You would use it to see if you are using too much CPU for too long if you are concerned about rolling 4 hour average, or if it gets to 100%, then you know critical work is likely being delayed and elongated. CECCP% and CECCPU% show you how effectively you are using the entire box. It is more of a capacity planning aid, but people usually use SMF to figure those types of problem out.
You can set a threshold on it if you have a lot of work that dynamically moves around from LPAR to LPAR and if this number ever gets to 100%, your entire box is being consumed. At that point, you have some major problems on your hands. Either you are under capacity or your have some workload that multiple systems on the box dominating the entire set of hardware.
It could be possible that no single MVS image is using 100% of CPU% CP, but CECP% is at 100% based on how you apply processor weights. In that case, you could use this as a tool to be alerted that you may not have set up LPAR/processor weights effectively.
There are all kinds of obscure use cases, but classically, CPU% has proven to be easier to work with and more understandable over CECCPU% and CECCP%.
If an LPAR has no specialty engines, then setting the threshold for CPU% ALL and CPU% CP will be EXACTLY the same, as you have hinted at.
If all 6 CPs are running at 100% respectively, then the average for them will be 100% for CPU% ALL and 100% for CPU% CP.
The same data you see on the CPU command in SYSVIEW is the exact same data (averaged over a minute) use for SYSVIEW threshold processing.
With regards to parked CPUs, things can get a little more complicated. SYSVIEW does not consider the time a CPU is parked as available time.
For example, if you had an LPAR with 2 CPs, 1 was running at 100% for a minute, and the other was parked for the entire minute, SYSVIEW will exclude the parked time and only consider the time the CPs were not parked. So in this example, SYSVIEW would show CPU% CP as 100%.
Another example, if you had an LPAR with 2 CPs, 1 was running at 100% for a minute and the was parked for 30 seconds, then at 50% for the other 30 seconds, then SYSVIEW will consider only the time the CP was not parked for 30 seconds. The calculation would look like this, assuming 100% of 60 seconds = 60 seconds of active time and 50% of 30 seconds = 15 seconds of active time. Active time = 60 seconds + 15 seconds = 75 second Available time = 60 second + 30 seconds = 90 seconds Active / Available = 75 / 90 = 83.3% So in the case above CPU% CP would be 83.3%. It is certainly possible for the CPU% CP to get to 100% even if a CP is parked as you can hopefully see from the examples above.
Within SYSVIEW, there is no control of this behavior. This behavior is done specifically because this effectively tells us how much processing power was given to the operating system instead of how much theoretically could have been provided in the best case scenario.

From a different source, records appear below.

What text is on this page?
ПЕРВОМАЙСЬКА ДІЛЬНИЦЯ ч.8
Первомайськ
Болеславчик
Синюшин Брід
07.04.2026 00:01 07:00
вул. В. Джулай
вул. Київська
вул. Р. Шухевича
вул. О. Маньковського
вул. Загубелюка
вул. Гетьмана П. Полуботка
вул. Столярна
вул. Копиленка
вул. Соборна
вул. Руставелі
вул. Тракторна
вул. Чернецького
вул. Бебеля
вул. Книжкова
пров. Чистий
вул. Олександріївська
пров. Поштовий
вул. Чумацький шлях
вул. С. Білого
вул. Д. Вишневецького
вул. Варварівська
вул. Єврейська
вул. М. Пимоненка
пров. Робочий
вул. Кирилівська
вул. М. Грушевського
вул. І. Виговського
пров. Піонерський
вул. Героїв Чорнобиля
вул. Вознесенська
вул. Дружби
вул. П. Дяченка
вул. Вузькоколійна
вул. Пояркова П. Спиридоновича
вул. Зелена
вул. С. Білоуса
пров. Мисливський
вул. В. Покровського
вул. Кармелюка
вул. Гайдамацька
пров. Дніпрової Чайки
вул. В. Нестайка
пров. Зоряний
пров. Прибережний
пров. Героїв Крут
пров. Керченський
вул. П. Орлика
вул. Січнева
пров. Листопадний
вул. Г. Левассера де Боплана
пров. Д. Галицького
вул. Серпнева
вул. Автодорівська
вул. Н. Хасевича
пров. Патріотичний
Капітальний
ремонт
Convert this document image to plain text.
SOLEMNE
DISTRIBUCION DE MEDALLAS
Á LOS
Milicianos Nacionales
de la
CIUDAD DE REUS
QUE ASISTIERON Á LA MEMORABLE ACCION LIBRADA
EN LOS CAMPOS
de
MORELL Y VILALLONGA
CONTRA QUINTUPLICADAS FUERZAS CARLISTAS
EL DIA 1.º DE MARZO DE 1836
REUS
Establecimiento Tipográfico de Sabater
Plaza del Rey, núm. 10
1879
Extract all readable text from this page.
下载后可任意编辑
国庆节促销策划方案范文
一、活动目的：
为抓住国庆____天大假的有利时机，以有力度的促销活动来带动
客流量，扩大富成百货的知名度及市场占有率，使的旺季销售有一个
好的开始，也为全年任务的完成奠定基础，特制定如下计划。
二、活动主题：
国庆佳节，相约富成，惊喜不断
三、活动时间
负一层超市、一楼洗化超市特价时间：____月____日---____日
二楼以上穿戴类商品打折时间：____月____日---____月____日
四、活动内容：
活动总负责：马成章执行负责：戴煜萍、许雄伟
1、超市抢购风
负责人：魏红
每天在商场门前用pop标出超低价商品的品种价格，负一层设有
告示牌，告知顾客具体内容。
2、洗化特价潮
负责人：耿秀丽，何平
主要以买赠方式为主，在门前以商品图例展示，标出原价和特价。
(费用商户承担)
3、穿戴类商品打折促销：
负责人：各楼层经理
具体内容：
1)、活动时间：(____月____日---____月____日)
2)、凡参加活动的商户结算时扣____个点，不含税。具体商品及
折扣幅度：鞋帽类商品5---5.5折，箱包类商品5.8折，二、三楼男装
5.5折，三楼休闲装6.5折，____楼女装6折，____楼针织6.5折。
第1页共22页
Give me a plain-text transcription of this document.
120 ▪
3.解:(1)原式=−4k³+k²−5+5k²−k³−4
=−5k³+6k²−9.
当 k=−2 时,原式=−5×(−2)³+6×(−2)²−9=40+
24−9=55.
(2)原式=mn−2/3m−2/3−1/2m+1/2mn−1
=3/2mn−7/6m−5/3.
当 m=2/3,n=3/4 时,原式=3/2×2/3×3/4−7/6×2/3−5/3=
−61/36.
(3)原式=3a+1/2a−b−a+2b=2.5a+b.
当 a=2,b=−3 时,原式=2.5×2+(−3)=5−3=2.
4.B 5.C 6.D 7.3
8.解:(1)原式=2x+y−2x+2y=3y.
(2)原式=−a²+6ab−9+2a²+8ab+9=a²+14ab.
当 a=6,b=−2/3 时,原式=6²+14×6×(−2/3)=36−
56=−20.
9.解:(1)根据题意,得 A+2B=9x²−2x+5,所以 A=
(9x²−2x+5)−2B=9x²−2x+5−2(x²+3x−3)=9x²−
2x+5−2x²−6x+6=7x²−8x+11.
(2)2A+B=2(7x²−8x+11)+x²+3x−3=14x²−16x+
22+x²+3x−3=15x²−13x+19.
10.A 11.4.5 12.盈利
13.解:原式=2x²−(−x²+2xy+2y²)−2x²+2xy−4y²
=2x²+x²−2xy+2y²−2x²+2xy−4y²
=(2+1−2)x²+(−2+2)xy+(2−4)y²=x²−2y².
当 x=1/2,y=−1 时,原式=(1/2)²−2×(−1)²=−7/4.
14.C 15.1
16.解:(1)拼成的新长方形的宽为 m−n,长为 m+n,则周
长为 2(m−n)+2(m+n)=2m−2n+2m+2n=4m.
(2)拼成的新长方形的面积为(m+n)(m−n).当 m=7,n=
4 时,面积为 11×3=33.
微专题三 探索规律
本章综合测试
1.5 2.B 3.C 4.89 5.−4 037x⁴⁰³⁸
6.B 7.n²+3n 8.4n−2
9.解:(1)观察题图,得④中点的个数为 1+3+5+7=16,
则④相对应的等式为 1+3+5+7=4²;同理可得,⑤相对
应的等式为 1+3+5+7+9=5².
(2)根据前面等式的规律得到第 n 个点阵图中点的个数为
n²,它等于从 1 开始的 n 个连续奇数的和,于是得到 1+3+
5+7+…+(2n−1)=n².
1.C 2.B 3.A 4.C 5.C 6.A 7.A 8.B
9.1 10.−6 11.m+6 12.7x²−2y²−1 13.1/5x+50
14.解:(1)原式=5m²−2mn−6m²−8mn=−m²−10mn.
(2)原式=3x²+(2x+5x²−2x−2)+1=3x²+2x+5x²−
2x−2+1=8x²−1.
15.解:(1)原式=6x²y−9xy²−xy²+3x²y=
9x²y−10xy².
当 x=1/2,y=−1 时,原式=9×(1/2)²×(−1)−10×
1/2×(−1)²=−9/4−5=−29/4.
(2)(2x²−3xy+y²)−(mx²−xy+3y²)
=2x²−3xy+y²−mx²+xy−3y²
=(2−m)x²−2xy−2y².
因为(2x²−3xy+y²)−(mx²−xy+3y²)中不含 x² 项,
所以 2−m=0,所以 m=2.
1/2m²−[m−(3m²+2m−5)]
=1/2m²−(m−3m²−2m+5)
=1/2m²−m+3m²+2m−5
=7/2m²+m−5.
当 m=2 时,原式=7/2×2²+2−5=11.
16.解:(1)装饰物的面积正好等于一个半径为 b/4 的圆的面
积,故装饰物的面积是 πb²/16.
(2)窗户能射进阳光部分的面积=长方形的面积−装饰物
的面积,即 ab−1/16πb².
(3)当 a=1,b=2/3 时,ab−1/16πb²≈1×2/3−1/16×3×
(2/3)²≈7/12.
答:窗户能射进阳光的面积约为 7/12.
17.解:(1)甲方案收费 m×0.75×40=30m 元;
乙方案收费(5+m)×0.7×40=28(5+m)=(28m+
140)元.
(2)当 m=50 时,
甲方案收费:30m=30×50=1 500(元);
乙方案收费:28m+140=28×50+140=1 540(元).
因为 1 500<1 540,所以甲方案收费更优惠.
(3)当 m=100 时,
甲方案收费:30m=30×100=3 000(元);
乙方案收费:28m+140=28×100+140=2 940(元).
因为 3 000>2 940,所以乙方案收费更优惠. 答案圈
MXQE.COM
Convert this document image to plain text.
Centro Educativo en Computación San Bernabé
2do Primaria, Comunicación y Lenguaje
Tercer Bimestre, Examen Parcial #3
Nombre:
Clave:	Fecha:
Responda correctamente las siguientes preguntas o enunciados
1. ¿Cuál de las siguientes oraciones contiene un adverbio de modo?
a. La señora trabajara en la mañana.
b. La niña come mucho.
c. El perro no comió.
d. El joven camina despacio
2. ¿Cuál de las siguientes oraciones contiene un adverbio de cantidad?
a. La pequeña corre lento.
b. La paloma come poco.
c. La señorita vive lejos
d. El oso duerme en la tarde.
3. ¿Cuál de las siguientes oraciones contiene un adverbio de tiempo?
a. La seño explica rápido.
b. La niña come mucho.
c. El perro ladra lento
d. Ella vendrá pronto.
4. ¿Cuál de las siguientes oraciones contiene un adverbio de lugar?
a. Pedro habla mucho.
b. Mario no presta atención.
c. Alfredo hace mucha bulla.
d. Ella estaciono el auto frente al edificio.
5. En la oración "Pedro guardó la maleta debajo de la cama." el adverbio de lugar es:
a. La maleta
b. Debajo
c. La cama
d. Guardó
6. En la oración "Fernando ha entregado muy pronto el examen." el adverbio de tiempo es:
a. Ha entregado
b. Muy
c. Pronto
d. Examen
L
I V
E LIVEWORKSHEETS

There are pros and cons to both ways of looking at it.
So then, how can you avoid CPU% alerts if a CP is parked? You can try setting the DURATION on the threshold to a higher value. We think the default is 2 minutes, you could change it to 3, 4, or even 5 minutes to try to avoid periods of time a CP is parked but all other CPs are very busy. It would be very unusual for you to see CPU% averaging closed to 100% for long periods of time will Hiperdispatch allows CPs to be parked. Probably a less favorable option, but you could write a REXX rule in OPS/MVS to perform some additional analysis when the CPU% alert is triggered in OPS.
You could use the SYSVIEW REXX API to interrogate the CPU command looking for parked CPs, and if there are some, ignore the alert with OPS. With regards to looking at each engine, this is typically a very specific use case.
If you know that CP#6 should be parked most of the time, you could set a threshold just for it. It that CP ever gets to 100%, then you *MIGHT* have a problem.
Note that if CP#6 gets unparked and a task starts looping on it, it is possible CP#6 would be using 100%, but the other CPs might be using very little. MVS tries to keep the same dispatchable unit of work on the same engine to avoid caching problems.
Setting thresholds for each CP engine, while it can be done, is typically not done for this reason, let alone you will have to update the threshold definitions if you change your hardware configuration too.